The Purple House Restaurant in Maine asked that you consider paying with a credit card or mobile pay to avoid cash transactions.
A sign posted at the San Francisco Urban Creamery says, "We are encouraging contactless payment methods at this time."
In their reopening guidelines, the Centers for Disease Control recommends that if you have to use cash in a restaurant, bar, or retail establishment, you should use a tray to pass it to your server or cashier. (D)
Serving the Underserved
Experts argue that cash must remain a viable payment option, as going cashless excludes the millions of unbanked and underbanked people in America, most of whom are from challenged social-economic backgrounds.
Approximately 6.5% of U.S. households are unbanked, according to the FDIC’s 2017 National Survey of Unbanked and Underbanked Households. This means they live in a household holding no accounts with insured financial institutions. Another 18.7% of households are underbanked, which means they have at least one account at an insured institution. However, they regularly use financial products or services outside of the banking system, like payday loans or cash-checking services. Quick math shows that’s 1 in 4 households are either unbanked or underbanked.(E)
There's a reason they say cash is king
Cash is still the second-most-used form of payment in America today after debit cards.
Physical objects like coins and paper bills have been used since ancient societies made the switch from bartering goods. America started issuing its own currency in 1776, and this evolved into the dollar we know today. The cashless movement started in the late '60s/ early '70s when credit cards became popular. Yet still, a cashless society hasn't managed to go mainstream after all these years.
While its use has certainly declined in recent years, cash will likely never disappear. Many cities like Philadelphia, San Francisco, and New York have recently passed legislation barring merchants from accepting only card and contactless payments. The New York bill, introduced in November 2018, had plenty of pushback from already-cashless merchants, technology companies, and credit card companies. Nevertheless, it became the law.
Another reason for cash is that it's the best way to pay while maintaining a modicum of privacy; cash is integral to many longstanding practices like tipping and gift-giving.
And finally, while doomsday scenarios may seem far-fetched, how would we access our money if there were no access to the internet or a reliable online or card-based financial system? It's an important question to ask when creating laws and infrastructures. When technology fails, cash is there.
Consumer choice is key
Consumer choice is one of the most fundamental tenets of the free market. Eliminating cash reduces freedom of choice in payment options available to consumers.
In a recent research piece feature on CNBC, 46% of the people polled said they had stopped using cash due to the pandemic.
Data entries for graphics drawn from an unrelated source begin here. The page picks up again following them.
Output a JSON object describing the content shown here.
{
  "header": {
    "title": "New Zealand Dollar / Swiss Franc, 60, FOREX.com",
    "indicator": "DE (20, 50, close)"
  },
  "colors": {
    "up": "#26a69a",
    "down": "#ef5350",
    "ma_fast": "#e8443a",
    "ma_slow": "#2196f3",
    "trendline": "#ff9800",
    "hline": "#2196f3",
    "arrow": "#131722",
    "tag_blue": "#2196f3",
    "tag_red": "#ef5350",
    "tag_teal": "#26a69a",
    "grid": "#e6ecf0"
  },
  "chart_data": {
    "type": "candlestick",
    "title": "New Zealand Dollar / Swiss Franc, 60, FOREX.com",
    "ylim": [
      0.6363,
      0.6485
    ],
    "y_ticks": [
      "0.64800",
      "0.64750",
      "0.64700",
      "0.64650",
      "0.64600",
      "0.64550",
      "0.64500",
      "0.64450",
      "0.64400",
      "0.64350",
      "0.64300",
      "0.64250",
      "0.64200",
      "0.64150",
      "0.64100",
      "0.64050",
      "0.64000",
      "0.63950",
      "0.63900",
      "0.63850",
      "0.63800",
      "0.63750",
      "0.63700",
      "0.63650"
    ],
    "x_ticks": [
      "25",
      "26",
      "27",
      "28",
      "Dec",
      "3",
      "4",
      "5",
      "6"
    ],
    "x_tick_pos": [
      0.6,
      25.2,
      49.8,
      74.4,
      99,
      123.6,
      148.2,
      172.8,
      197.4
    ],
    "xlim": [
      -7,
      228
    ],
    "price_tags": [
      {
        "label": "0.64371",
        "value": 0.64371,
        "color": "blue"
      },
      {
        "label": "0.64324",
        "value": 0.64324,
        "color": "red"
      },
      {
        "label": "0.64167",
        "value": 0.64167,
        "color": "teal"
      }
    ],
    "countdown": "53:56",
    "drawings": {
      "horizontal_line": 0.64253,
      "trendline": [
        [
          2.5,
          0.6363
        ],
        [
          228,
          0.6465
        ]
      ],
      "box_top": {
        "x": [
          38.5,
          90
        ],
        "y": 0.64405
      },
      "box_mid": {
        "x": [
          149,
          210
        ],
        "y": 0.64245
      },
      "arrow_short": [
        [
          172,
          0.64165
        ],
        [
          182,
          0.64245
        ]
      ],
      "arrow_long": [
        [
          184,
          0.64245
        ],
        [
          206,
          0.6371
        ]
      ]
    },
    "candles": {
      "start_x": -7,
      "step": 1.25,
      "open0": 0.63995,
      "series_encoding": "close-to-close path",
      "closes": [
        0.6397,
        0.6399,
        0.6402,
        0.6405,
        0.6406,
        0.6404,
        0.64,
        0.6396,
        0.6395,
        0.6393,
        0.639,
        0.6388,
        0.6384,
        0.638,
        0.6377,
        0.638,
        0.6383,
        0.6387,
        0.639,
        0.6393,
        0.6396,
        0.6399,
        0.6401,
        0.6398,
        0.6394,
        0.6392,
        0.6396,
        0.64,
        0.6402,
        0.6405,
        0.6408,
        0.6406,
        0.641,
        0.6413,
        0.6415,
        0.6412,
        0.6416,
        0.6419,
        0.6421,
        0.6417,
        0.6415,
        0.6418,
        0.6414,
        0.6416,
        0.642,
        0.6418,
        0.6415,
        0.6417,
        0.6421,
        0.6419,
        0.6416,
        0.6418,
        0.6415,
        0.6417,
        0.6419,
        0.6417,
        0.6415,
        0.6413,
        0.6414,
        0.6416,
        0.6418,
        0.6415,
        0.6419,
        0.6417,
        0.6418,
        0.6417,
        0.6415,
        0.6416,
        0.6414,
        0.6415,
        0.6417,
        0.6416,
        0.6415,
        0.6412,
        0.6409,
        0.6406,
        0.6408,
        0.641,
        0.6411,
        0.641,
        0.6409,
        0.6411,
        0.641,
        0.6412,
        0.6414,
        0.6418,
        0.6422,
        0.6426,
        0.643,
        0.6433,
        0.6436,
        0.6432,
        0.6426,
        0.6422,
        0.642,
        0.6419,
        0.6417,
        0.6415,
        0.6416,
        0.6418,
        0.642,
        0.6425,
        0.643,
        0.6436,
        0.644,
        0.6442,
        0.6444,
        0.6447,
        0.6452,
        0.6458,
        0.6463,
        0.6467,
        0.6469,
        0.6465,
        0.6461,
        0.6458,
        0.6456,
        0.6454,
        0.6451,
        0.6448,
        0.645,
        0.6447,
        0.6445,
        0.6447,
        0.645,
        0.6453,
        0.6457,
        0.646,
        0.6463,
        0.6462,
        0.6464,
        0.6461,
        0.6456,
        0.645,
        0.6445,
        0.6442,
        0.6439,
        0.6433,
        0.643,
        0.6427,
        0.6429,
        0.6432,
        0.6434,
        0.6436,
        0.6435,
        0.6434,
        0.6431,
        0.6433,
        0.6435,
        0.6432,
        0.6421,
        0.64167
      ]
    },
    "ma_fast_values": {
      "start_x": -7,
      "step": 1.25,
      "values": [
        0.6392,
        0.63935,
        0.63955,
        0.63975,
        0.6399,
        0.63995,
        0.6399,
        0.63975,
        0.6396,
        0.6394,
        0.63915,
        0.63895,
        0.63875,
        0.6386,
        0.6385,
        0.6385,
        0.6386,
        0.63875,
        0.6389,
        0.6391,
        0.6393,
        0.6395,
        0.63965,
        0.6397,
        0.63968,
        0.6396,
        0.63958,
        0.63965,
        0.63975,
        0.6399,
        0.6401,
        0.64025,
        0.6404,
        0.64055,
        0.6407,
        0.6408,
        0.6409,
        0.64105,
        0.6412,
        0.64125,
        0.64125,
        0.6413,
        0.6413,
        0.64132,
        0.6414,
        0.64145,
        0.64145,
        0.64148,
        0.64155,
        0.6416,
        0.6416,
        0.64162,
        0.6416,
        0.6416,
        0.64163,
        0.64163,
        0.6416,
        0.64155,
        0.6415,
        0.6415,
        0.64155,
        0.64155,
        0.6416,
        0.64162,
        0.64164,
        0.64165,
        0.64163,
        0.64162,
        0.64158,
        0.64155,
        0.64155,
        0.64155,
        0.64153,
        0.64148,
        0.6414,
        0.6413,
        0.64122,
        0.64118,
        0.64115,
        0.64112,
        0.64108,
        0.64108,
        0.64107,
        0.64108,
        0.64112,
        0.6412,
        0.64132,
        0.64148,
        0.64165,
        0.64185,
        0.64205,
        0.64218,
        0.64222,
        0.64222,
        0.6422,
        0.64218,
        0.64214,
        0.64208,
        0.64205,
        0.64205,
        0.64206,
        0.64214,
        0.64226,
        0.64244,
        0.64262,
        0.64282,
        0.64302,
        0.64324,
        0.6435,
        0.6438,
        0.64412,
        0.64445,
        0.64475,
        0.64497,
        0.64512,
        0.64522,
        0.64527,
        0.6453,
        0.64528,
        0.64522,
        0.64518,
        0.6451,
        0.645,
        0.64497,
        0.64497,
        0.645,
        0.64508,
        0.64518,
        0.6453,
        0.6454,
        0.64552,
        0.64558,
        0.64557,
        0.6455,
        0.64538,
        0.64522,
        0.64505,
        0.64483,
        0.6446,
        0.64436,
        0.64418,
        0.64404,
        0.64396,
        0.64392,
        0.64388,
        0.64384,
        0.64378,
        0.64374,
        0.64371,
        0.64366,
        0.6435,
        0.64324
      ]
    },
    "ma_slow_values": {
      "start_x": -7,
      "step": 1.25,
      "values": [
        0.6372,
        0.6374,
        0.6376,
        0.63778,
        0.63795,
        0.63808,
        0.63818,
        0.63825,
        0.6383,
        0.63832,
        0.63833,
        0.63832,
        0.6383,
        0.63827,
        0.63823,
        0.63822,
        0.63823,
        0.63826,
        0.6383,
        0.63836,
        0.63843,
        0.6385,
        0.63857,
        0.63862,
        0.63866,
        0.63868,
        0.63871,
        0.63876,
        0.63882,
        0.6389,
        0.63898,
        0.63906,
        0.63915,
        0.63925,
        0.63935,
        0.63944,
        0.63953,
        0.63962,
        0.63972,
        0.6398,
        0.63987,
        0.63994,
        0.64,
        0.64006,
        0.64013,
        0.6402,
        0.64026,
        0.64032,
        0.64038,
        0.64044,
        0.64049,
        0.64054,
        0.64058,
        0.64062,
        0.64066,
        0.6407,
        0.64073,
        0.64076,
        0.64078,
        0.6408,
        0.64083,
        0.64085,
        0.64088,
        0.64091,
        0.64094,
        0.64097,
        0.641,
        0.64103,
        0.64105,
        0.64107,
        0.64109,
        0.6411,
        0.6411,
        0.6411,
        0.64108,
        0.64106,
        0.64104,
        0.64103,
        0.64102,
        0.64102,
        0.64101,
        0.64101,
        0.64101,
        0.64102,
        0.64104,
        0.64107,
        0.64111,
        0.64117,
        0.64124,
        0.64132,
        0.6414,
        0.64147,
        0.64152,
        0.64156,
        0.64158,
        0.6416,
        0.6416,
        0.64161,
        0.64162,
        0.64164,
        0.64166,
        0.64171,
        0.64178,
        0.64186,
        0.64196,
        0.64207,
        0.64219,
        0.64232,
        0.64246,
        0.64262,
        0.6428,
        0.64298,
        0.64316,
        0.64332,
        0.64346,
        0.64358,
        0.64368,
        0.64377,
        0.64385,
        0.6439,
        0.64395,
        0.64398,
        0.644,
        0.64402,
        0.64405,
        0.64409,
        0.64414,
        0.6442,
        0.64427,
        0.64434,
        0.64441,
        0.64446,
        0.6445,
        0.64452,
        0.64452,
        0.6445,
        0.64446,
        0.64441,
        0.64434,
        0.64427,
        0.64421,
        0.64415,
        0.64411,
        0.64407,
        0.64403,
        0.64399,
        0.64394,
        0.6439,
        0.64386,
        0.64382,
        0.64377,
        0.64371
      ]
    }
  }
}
An astonishing 66% also said they would consider the credit/debit device found at most retailers unsanitary and prefer a non-contact method.
The way the American economy functions these days is what some experts call "cash lite," meaning there are a lot of payment options for consumers to choose from, and a small majority prefer the digital ones as shown in the chart below.
America won't be going cashless anytime soon
Even as new and exciting financial technologies become available, people keep returning to cash. Despite fears at the beginning of the COVID-19 pandemic that cash might increase the risk of contracting the virus, people are using paper money at 80% of the rate they were in the fall of 2019. So, the "greenback" is showing it may be as resilient as the virus itself.
Often the simplest things, backed by centuries of tradition and familiarity, hold their place in society – whether pandemics rage or technology advances. Are we closer to a cashless society? Without question, alternative payment methods exist and are increasing in popularity. However, that does not necessarily mean a cashless society is imminent. For generations, cash has been a huge part of our economy, and we do not feel that will change anytime soon.